Four Brothers
In this tale of four foster brothers out to nail the ba ds who shot down their activist mother, director John Singleton tries to blend the social drama that made his name in 1991’s Boyz N the Hood and the junk instincts that made him box-office gold with 2003’s 2 Fast 2 Furious. It’s a head-on collision. But you can’t deny the sparks.
Mark Wahlberg is in his element as Bobby Mercer, the hard-case older brother who returns to Detroit ready to kick ass. That takes whipping his siblings into shape. He rides Angel (Tyrese Gibson) by questioning the loyalty of his girlfriend Sofi (Sofia Vergara): “She’s got hard dick in her right now,” he sasses. Baby brother Jack, played by Garrett Hedlund in the kind of heartthrob role that lit a fire under Brad Pitt in Thelma and Louise, is a third-rate rock who becomes a target for Bobby’s homophobic humor. OutKast’s Andre Benjamin delivers the film’s most subtle and affecting performance as Jeremiah, the brother who stayed behind in Detroit, watched over mom, married, had kids — and just may be involved with the wrong people.
The wrongest is Victor Sweet (Chiwetel Ejiofor), the mob boss who precipitates the film’s brutal climax on a frozen lake.
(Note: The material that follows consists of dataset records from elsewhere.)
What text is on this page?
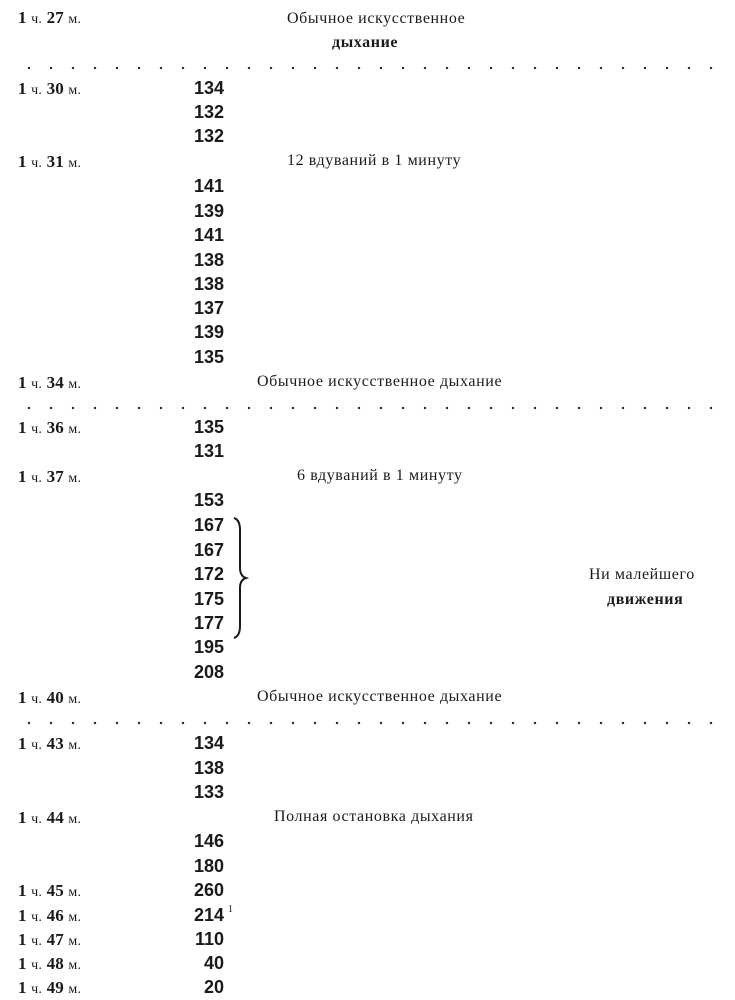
1 ч. 27 м.	Обычное искусственное
дыхание
1 ч. 30 м.	134
132
132
1 ч. 31 м.	12 вдуваний в 1 минуту
141
139
141
138
138
137
139
135
1 ч. 34 м.	Обычное искусственное дыхание
1 ч. 36 м.	135
131
1 ч. 37 м.	6 вдуваний в 1 минуту
153
167
167
172
175
177
195
208
Ни малейшего
движения
1 ч. 40 м.	Обычное искусственное дыхание
1 ч. 43 м.	134
138
133
1 ч. 44 м.	Полная остановка дыхания
146
180
1 ч. 45 м.	260
1 ч. 46 м.	214 1
1 ч. 47 м.	110
1 ч. 48 м.	40
1 ч. 49 м.	20
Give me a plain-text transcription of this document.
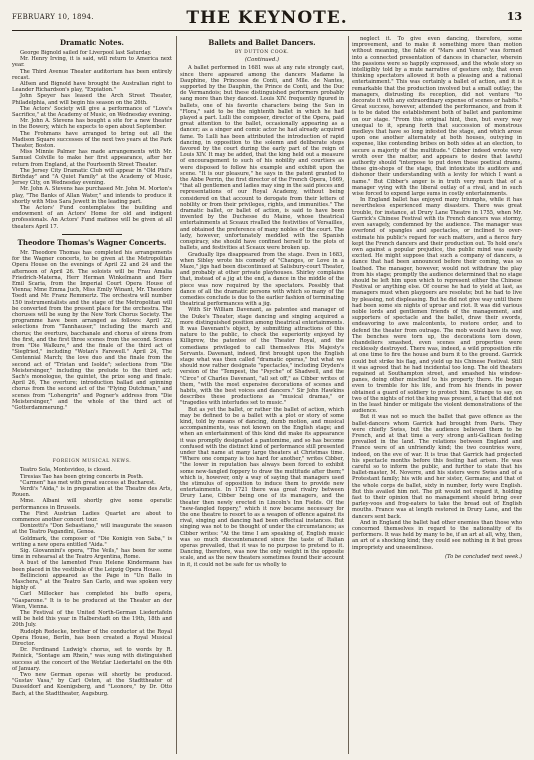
FEBRUARY 10, 1894.	THE KEYNOTE.	13
Dramatic Notes.

George Bignold sailed for Liverpool last Saturday.

Mr. Henry Irving, it is said, will return to America next year.

The Third Avenue Theater auditorium has been entirely recast.

Alfsen and Bignold have brought the Australian right to Leander Richardson's play, "Expiation."

John Speyer has leased the Arch Street Theater, Philadelphia, and will begin his season on the 26th.

The Actors' Society will give a performance of "Love's Sacrifice," at the Academy of Music, on Wednesday evening.

Mr. John A. Stevens has bought a site for a new theater in the Bowery, which he expects to open about September.

The Frohmans have arranged to bring out all the Madison Square successes of the next two years at the Park Theater, Boston.

Miss Minnie Palmer has made arrangements with Mr. Samuel Colville to make her first appearance, after her return from England, at the Fourteenth Street Theater.

The Jersey City Dramatic Club will appear in "Old Phil's Birthday" and "A Quiet Family" at the Academy of Music, Jersey City, on Wednesday evening.

Mr. John A. Stevens has purchased Mr. John M. Morton's play, "The Banks of Allan Water," and intends to produce it shortly with Miss Sara Jewett in the leading part.

The Actors' Fund contemplates the building and endowment of an Actors' Home for old and indigent professionals. An Actors' Fund matinee will be given at all theaters April 17.

Theodore Thomas's Wagner Concerts.

Mr. Theodore Thomas has completed his arrangements for the Wagner concerts, to be given at the Metropolitan Opera House on the evenings of April 22 and 24 and the afternoon of April 26. The soloists will be Frau Amalia Friedrich-Materna, Herr Herman Winkelmann and Herr Emil Scaria, from the Imperial Court Opera House of Vienna; Mme Emma Juch, Miss Emily Winant, Mr. Theodore Toedt and Mr. Franz Remmertz. The orchestra will number 150 instrumentalists and the stage of the Metropolitan will be converted from the present place for the orchestra. The choruses will be sung by the New York Chorus Society. The programme have been arranged as follows: April 22, selections from "Tannhauser," including the march and chorus; the overture, bacchanale and chorus of sirens from the first, and the first three scenes from the second. Scenes from "Die Walkure," and the finale of the third act of "Siegfried," including "Wotan's Farewell." April 24, The Centennial March; the love duo and the finale from the second act of "Tristan und Isolde"; selections from "Die Meistersinger," including the prelude to the third act; Sach's monologue, the quintet, the prize song and finale. April 26, The overture; introduction ballad and spinning chorus from the second act of the "Flying Dutchman," and scenes from "Lohengrin" and Pogner's address from "Die Meistersinger," and the whole of the third act of "Gotterdammerung."

FOREIGN MUSICAL NEWS.

Teatro Sola, Montevideo, is closed.

Tiresias Tao has been giving concerts in Posth.

"Carmen" has met with great success at Bucharest.

Verdi's "Aida," is in preparation at the Theatre des Arts, Rouen.

Mme. Albani will shortly give some operatic performances in Brussels.

The First Austrian Ladies Quartet are about to commence another concert tour.

Donizetti's "Don Sebastiano," will inaugurate the season at the Teatro Pagandini, Genoa.

Goldmark, the composer of "Die Konigin von Saba," is writing a new opera entitled "Aida."

Sig. Giovannini's opera, "The Veils," has been for some time in rehearsal at the Teatro Argentina, Rome.

A bust of the lamented Frau Helene Kindermann has been placed in the vestibule of the Leipzig Opera House.

Bellincioni appeared as the Page in "Un Ballo in Maschera," at the Teatro San Carlo, and was spoken very highly of.

Carl Millocker has completed his buffo opera, "Gasparone." It is to be produced at the Theater an der Wien, Vienna.

The Festival of the United North-German Liedertafeln will be held this year in Halberstadt on the 19th, 18th and 20th July.

Rudolph Redecke, brother of the conductor at the Royal Opera House, Berlin, has been created a Royal Musical Director.

Dr. Ferdinand Ludwig's chorus, set to words by R. Reinick, "Sontage am Rhein," was sung with distinguished success at the concert of the Wetzlar Liedertafel on the 6th of January.

Two new German operas will shortly be produced. "Gustav Vasa," by Carl Osten, at the Stadttheater of Dusseldorf and Koenigsberg, and "Leonore," by Dr. Otto Bach, at the Stadttheater, Augsburg.

Ballets and Ballet Dancers.
BY DUTTON COOK.
(Continued.)

A ballet performed in 1681 was at any rate strongly cast, since there appeared among the dancers Madame la Dauphine, the Princesse de Conti, and Mlle. de Nantes, supported by the Dauphin, the Prince de Conti, and the Duc de Vermandois; but these distinguished performers probably sang more than they danced. Louis XIV. frequently figured in ballets, one of his favorite characters being the Sun in "Flora," said to be the nightenth ballet in which he had played a part. Lulli the composer, director of the Opera, paid great attention to the ballet, occasionally appearing as a dancer; as a singer and comic actor he had already acquired fame. To Lulli has been attributed the introduction of rapid dancing, in opposition to the solemn and deliberate steps favored by the court during the early part of the reign of Louis XIV. It may be added, that the king held out a measure of encouragement to such of his nobility and courtiers as were disposed to follow his example and exhibit upon the scene. "It is our pleasure," he says in the patent granted to the Abbe Perrin, the first director of the French Opera, 1669, "that all gentlemen and ladies may sing in the said pieces and representations of our Royal Academy, without being considered on that account to derogate from their letters of nobility or from their privileges, rights, and immunities." The dramatic ballet, or ballet of action, is said to have been invented by the Duchesse du Maine, whose theatrical entertainments at Sceaux rivalled the festivities of Versailles, and obtained the preference of many nobles of the court. The lady, however, unfortunately meddled with the Spanish conspiracy, she should have confined herself to the plots of ballets, and festivities at Sceaux were broken up.

Gradually lips disappeared from the stage. Even in 1683, when Sibley wrote his comedy of "Changes, or Love in a Maze," jigs had been discontinued at Salisbury-court Theater, and probably at other private playhouses. Shirley complains that, instead of a jig at the end, a dance in the middle of the piece was now required by the spectators. Possibly that dance of all the dramatic persons with which so many of the comedies conclude is due to the earlier fashion of terminating theatrical performances with a jig.

With Sir William Davenant, as patentee and manager of the Duke's Theater, stage dancing and singing acquired a more distinguished position among theatrical entertainments. It was Davenant's object, by submitting attractions of this nature to the public, to check the superiority enjoyed by Killigrew, the patentee of the Theater Royal, and the comedians privileged to call themselves His Majesty's Servants. Davenant, indeed, first brought upon the English stage what was then called "dramatic operas," but what we should now rather designate "spectacles," including Dryden's version of the "Tempest, the "Psyche" of Shadwell, and the "Circe" of Charles Davenant, "all set off," as Cibber writes of them, "with the most expensive decorations of scenes and habits, with the best voices and dancers." Sir John Hawkins describes these productions as "musical dramas," or "tragedies with interludes set to music."

But as yet the ballet, or rather the ballet of action, which may be defined to be a ballet with a plot or story of some kind, told by means of dancing, dumb motion, and musical accompaniments, was not known on the English stage; and when an entertainment of this kind did make its appearance it was promptly designated a pantomime, and so has become confused with the distinct kind of performance still presented under that name at many large theaters at Christmas time. "Where one company is too hard for another," writes Cibber, "the lower in reputation has always been forced to exhibit some new-fangled foppery to draw the multitude after them;" which is, however, only a way of saying that managers used the stimulus of opposition to induce them to provide new entertainments. In 1721 there was great rivalry between Drury Lane, Cibber being one of its managers, and the theater then newly erected in Lincoln's Inn Fields. Of the "new-fangled foppery," which it now became necessary for the one theatre to resort to as a weapon of offence against its rival, singing and dancing had been effectual instances. But singing was not to be thought of under the circumstances; as Cibber writes: "At the time I am speaking of, English music was so much discountenanced since the taste of Italian operas prevailed, that it was to no purpose to pretend to it. Dancing, therefore, was now the only weight in the opposite scale, and as the new theaters sometimes found their account in it, it could not be safe for us wholly to

neglect it. To give even dancing, therefore, some improvement, and to make it something more than motion without meaning, the fable of "Mars and Venus" was formed into a connected presentation of dances in character, wherein the passions were so happily expressed, and the whole story so intelligibly told by a mute narrative of gesture only, that even thinking spectators allowed it both a pleasing and a rational entertainment." This was certainly a ballet of action, and it is remarkable that the production involved but a small outlay; the managers, distrusting its reception, did not venture "to decorate it with any extraordinary expense of scenes or habits." Great success, however, attended the performance, and from it is to be dated the establishment both of ballet and pantomime on our stage. "From this original hint, then, but every way unequal to it, sprang forth that succession of monstrous medleys that have so long infested the stage, and which arose upon one another alternately at both houses, outvying in expense, like contending bribes on both sides at an election, to secure a majority of the multitude." Cibber indeed wrote very wroth over the matter, and appears to desire that lawful authority should "interpose to put down these poetical drams, these gin-shops of the stage, that intoxicate its auditors and dishonor their understanding with a levity for which I want a name." But Cibber's anger is in truth very much that of a manager vying with the liberal outlay of a rival, and in such wise forced to expend large sums in costly entertainments.

In England ballet has enjoyed many triumphs, while it has nevertheless experienced many disasters. There was great trouble, for instance, at Drury Lane Theatre in 1755, when Mr. Garrick's Chinese Festival with its French dancers was stormy, even savagely, condemned by the audience. The manager was overfond of spangles and spectacles, or inclined to over-estimate his public's regard for such matters, and a fierce fury kept the French dancers and their production out. To hold one's own against a popular prejudice, the public mind was easily excited. He might suppose that such a company of dancers, a dance that had been announced before their coming, was so loathed. The manager, however, would not withdraw the play from his stage; promptly the audience determined that no stage should be left him upon which to represent either the Chinese Festival or anything else. Of course he had to yield at last, as managers must when playgoers are resolute; but he had to live by pleasing, not displeasing. But he did not give way until there had been some six nights of uproar and riot. It was did various noble lords and gentlemen friends of the management, and supporters of spectacle and the ballet, draw their swords, endeavoring to awe malcontents, to restore order, and to defend the theater from outrage. The mob would have its way. The benches were torn up, the decorations torn down, chandeliers smashed, even scenes and properties were recklessly destroyed. There was, indeed, a wild proposition rife at one time to fire the house and burn it to the ground. Garrick could but strike his flag, and yield up his Chinese Festival. Still it was agreed that he had incidental too long. The old theaters regained at Southampton street, and smashed his window-panes, doing other mischief to his property there. He began even to tremble for his life, and from his friends in power obtained a guard of soldiery to protect him. Strange to say, on two of the nights of riot the king was present, a fact that did not in the least hinder or mitigate the violent demonstrations of the audience.

But it was not so much the ballet that gave offence as the ballet-dancers whom Garrick had brought from Paris. They were chiefly Swiss, but the audience believed them to be French, and at that time a very strong anti-Gallican feeling prevailed in the land. The relations between England and France were of an unfriendly kind; the two countries were, indeed, on the eve of war. It is true that Garrick had projected his spectacle months before this feeling had arisen. He was careful so to inform the public, and further to state that his ballet-master, M. Noverre, and his sisters were Swiss and of a Protestant family; his wife and her sister, Germans; and that of the whole corps de ballet, sixty in number, forty were English. But this availed him not. The pit would not regard it, holding fast to their opinion that no management should bring over parley-voos and frog-eaters to take the bread out of English mouths. France was at length restored in Drury Lane, and the dancers sent back.

And in England the ballet had other enemies than those who concerned themselves in regard to the nationality of its performers. It was held by many to be, if an art at all, why, then, an art of a shocking kind; they could see nothing in it but gross impropriety and unseemliness.

(To be concluded next week.)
Working from a script by David Elliot and Paul Lovett, Singleton keeps the action percolating with rude laughs before tragedy strikes and sentiment cracks the film’s tough veneer. What holds us are the actors, including Terrence Howard as a cop who grew up with the brothers. Howard’s ferocity and feeling remind us of his let’s-talk-Oscar tour de force in Hustle and Flow, which Singleton produced — and which radiates an authenticity that Four Brothers loses along the way.